В первую ночь взялся сторожить Иван-царевич, да уснул. Вышел из моря змей шестиглавый; свистнул-гаркнул молодецким посвистом, богатырским покриком: «Сивка-бурка, вещая каурка! Стань передо мной, как лист перед травой». Конь бежит, только земля дрожит, из-под ног ископыть по сенной копне летит, из ушей и ноздрей дым валит. Змей сел на него и поехал на калиновый мост. Встречает его на мосту Буря-богатырь коровий сын, да говорит, давай биться. Змей отвечает, а давай.
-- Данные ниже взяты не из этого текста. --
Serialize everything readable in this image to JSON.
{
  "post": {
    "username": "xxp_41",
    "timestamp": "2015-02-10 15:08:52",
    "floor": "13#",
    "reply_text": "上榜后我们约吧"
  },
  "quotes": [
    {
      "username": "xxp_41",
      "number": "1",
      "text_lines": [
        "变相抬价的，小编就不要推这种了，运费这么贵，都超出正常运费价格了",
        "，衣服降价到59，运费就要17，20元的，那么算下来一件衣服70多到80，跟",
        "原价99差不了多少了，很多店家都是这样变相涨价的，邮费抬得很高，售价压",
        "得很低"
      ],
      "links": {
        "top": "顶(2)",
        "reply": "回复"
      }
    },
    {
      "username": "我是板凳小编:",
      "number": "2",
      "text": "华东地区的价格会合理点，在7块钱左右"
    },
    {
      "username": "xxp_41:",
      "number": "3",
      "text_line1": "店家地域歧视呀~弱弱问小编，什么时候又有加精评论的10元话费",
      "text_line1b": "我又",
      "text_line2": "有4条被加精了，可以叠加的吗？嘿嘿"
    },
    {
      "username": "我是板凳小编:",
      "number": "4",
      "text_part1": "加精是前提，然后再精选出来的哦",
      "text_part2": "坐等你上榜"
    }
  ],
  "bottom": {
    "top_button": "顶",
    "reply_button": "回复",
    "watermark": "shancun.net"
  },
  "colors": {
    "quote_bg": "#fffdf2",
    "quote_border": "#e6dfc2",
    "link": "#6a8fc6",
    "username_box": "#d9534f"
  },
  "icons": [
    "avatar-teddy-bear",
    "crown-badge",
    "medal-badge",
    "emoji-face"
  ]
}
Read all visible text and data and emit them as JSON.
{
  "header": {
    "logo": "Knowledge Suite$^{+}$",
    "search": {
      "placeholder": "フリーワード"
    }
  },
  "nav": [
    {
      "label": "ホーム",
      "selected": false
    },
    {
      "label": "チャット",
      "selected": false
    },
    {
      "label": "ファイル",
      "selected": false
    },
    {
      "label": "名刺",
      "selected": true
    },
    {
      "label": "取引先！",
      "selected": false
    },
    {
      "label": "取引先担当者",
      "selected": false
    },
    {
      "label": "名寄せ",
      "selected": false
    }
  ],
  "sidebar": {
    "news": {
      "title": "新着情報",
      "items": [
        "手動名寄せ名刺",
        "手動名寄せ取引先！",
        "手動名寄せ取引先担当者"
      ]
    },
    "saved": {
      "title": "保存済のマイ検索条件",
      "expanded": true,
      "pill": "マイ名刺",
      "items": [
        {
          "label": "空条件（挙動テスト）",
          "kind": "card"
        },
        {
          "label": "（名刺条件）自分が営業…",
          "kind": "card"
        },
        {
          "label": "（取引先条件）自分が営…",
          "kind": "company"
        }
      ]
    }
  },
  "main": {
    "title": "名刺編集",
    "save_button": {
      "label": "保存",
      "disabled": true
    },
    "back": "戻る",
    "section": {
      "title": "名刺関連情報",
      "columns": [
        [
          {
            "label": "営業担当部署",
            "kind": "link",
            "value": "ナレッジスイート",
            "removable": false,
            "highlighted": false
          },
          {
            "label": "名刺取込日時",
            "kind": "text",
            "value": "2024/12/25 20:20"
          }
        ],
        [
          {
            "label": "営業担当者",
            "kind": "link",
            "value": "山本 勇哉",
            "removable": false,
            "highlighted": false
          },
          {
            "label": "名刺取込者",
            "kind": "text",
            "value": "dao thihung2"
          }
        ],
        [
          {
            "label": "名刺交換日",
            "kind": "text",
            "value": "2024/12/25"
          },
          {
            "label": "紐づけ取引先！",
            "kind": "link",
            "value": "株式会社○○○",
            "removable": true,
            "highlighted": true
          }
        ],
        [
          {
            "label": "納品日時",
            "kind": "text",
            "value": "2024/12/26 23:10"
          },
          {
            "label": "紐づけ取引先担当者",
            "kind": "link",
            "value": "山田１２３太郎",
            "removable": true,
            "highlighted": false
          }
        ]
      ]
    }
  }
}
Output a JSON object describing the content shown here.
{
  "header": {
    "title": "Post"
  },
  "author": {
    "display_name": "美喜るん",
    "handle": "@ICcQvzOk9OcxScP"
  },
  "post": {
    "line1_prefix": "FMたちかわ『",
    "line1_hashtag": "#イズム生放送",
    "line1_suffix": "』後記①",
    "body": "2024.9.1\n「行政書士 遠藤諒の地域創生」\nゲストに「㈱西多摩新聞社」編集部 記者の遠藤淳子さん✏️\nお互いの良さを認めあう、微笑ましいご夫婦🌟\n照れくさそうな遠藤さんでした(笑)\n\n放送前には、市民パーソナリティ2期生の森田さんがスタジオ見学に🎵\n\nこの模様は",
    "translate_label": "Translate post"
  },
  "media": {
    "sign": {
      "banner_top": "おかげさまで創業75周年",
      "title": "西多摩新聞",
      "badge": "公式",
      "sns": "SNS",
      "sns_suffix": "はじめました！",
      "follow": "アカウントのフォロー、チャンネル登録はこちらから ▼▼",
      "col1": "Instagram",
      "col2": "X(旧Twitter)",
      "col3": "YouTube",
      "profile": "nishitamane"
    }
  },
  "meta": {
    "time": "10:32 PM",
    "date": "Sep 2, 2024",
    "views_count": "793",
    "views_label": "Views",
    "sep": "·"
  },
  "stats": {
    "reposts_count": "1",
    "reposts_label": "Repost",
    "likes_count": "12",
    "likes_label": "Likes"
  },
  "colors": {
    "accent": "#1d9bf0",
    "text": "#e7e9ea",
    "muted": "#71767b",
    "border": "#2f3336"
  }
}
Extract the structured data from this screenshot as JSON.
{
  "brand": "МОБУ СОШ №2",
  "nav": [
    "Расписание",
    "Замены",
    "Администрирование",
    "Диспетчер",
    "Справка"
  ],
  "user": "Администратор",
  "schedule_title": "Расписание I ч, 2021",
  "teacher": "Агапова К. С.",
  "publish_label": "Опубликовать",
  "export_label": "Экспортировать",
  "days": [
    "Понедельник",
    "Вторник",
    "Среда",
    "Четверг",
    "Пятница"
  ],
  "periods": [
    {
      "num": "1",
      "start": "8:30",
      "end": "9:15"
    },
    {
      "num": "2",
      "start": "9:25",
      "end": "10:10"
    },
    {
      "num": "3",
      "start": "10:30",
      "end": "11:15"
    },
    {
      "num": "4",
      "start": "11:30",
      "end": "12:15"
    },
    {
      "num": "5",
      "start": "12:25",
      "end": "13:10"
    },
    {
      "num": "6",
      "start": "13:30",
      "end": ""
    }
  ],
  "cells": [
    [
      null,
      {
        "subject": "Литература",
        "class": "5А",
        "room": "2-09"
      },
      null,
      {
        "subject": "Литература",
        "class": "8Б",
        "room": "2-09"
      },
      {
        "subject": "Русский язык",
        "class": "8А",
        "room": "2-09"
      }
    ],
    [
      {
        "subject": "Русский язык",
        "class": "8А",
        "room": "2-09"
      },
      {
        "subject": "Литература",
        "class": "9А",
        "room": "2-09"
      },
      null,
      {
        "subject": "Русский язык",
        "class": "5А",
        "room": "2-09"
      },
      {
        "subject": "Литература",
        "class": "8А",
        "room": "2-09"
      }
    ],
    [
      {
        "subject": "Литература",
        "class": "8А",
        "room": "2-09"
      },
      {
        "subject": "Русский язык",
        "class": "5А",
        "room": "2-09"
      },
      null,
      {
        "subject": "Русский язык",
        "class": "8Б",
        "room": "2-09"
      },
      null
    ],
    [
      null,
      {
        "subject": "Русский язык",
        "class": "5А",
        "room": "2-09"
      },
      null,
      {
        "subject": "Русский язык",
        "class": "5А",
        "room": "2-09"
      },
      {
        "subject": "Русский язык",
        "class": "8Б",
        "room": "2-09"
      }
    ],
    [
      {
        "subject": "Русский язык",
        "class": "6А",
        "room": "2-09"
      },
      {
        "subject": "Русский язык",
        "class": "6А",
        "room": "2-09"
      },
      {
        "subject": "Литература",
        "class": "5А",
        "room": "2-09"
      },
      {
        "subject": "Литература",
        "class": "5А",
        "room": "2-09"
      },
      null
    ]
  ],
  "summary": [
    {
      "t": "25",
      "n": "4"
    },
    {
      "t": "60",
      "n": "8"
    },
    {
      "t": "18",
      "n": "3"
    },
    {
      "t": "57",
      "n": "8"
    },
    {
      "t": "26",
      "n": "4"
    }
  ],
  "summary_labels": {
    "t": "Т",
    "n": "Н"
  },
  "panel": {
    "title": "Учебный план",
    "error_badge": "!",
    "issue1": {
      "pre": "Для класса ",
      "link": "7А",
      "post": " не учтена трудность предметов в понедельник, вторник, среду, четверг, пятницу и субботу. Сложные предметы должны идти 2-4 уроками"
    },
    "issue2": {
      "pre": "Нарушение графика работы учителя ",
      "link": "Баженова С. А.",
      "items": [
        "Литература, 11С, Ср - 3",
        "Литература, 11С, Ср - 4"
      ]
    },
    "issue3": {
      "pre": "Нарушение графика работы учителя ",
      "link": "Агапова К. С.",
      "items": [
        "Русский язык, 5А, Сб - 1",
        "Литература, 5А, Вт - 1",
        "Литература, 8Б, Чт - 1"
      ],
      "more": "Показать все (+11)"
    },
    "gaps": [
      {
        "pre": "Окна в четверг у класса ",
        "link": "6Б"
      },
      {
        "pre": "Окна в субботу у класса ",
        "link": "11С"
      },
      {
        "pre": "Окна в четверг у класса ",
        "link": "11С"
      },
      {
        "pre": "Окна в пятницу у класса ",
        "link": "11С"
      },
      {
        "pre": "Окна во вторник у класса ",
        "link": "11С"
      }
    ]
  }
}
Срубил Буря-богатырь ему все головы, тело на куски порубил, а коня Ивану-царевичу отдал.
Другую ночь взялся сторожить Иван-девкин сын, да уснул. Выехал девятиголовый змей. Буря-богатырь ему головы поотрубал, коня Ивану-девкину сыну отдал. Третью ночь взялся сам Буря-богатырь сторожить, и выехал двенадцатиголовый змей. Буря и этому головы поотрубал, а коня себе оставил.
— Похоже, тот самый воин и тот самый конь, — ответила Колетт, — Жизнь такая штука. Другой раз истории веками из уст в уста передаются, а другой раз и при нашей жизни всякая невидаль случается.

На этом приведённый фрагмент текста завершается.